Et si, en effet, c’étaient les objets qui nous domestiquaient ? L’idée est de questionner la relation qui nous lie à eux. Comme le suggère le sociologue et anthropologue Bruno Latour, il s’agit de porter un regard moins teinté de rationalité sur les objets qui nous entourent. Ou tout au moins d’y introduire de la nuance. Pour asseoir sa démonstration, Bruno Latour s’appuie sur les fétiches, créés par des sociétés traditionnelles aux croyances teintées d’animisme, qu’il appelle des « objets chevelus ».
Comment les artistes réagissent-ils face à l’omniprésence des objets au quotidien ?
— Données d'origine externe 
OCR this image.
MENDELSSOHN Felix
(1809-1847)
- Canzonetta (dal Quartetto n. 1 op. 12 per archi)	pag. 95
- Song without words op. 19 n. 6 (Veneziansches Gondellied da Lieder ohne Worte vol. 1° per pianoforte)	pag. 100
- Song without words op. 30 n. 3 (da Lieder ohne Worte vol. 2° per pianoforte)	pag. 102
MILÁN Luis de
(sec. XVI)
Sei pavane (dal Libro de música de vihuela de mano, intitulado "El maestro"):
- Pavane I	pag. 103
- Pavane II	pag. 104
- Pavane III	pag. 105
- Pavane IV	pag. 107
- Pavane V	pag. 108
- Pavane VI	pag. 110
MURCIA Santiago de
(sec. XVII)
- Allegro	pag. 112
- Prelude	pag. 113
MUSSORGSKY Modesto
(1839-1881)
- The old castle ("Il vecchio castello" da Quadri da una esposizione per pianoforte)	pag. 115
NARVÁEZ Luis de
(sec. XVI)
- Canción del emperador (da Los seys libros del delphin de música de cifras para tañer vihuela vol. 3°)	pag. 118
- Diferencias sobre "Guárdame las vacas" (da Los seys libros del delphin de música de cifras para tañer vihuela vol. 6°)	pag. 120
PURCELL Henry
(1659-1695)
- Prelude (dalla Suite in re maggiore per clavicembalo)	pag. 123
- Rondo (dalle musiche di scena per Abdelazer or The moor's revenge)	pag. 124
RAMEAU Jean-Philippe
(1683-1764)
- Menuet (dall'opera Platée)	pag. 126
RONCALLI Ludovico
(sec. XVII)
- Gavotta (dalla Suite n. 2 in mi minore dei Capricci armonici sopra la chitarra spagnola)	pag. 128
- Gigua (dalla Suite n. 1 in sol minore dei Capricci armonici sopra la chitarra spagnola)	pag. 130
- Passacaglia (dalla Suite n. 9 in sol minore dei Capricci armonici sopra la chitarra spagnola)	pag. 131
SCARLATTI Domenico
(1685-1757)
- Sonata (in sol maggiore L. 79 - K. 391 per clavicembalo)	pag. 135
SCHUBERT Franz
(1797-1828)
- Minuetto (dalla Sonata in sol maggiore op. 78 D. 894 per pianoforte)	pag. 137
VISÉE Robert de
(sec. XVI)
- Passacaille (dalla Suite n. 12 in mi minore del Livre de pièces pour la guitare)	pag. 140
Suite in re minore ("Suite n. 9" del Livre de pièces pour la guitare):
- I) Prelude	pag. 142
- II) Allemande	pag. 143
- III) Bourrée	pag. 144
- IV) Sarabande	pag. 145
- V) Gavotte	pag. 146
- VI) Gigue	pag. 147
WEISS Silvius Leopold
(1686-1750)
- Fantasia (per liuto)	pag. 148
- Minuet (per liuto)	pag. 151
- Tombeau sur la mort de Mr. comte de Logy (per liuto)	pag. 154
Ils choisissent de les intégrer à leurs modes de création et parfois de les détourner. L’exposition, qui s’organise autour de la collection du Frac (riche de 1 500 pièces), débute avec les années 60, mais elle aurait pu démarrer bien plus tôt avec le ready-made de Marcel Duchamp (dont le Porte-bouteilles date de 1914, NDLR), car les objets sont liés à l’histoire des mouvements artistiques ; ils sont devenus des éléments constitutifs des œuvres. Il y a, par exemple, les classements d’objets de Hans-Peter Feldmann. En individualisant de simples objets du quotidien, l’artiste allemand leur permet d’acquérir une qualité plastique et un caractère poétique. Comme Erik Dietman, dont les « tableaux-reliefs », des objets recouverts de pansements, invitent à se questionner sur la fragilité de l’objet et, par là même, sur sa valeur. Et puis, il y a les artistes qui travaillent sur l’affect. Oui, l’objet peut prendre son autonomie ou ressentir des émotions. C’est la chaise de Philippe Ramette qui se suicide par pendaison ou celle de Marti Guixé (@martiguixe) qui se rebelle contre la discrimination subie par les chaises en plastique.
« Les objets domestiquent ». Au Frac Nord-Pas-de-Calais, à Dunkerque (59), jusqu’au 26 août.